*Les co-auteurs/trices sont membres d’un groupe de travail d’ONG luxembourgeoises sur la finance durable : Antoniya Argirova et Martina Holbach, Chargées de campagnes, Greenpeace Luxembourg ; Nadine Haas, Chargée de Recherches, ASTM ; Ekkehart Schmidt, Chargé de Relations publiques, etika ; Jean-Louis Zeien, Coordinateur de l’Initiative pour un Devoir de Vigilance.

Leader mondial, pionnier, numéro un… la plupart des partis politiques ne mâchent pas leurs mots dans les programmes électoraux pour décrire leurs ambitions en matière de finance durable. Pour certain·es, le Luxembourg est même déjà devenu un pionnier dans le domaine (sous leur impulsion).

Or, dans leur élan de promouvoir la finance durable, les partis ont oublié de préciser ce qu’elle signifie, mis à part quelques références isolées à la taxonomie ou l’accord de Paris. Qu’est-ce qui rend finalement une transaction financière durable ? Quels sont les critères pour définir l’impact positif sur l’économie réelle ?
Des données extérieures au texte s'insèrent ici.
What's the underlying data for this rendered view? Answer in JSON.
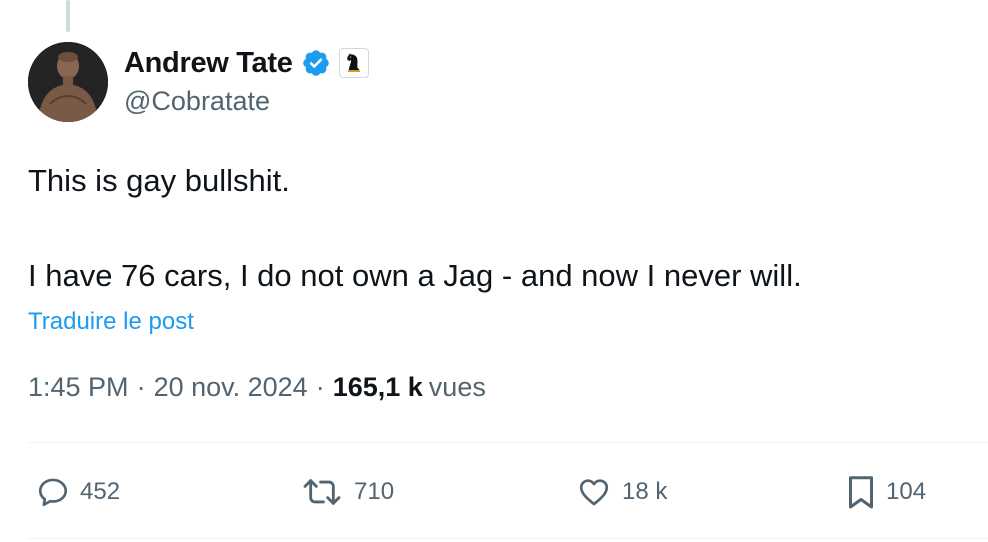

Alors que le nombre de cas de green et social washing exposés par la société civile ne cesse de croître au point que l’Union européenne (UE) soit en train de considérer la proposition d’une législation pour sanctionner ces pratiques, le discours politique dominant au Luxembourg semble ignorer ces évolutions inquiétantes. Pourtant, il y a de quoi s’inquiéter car le green et social washing peut conduire à une perte de confiance et à un désengagement de la finance durable, freinant ainsi la transition économique indispensable à la survie de notre planète et l’humanité.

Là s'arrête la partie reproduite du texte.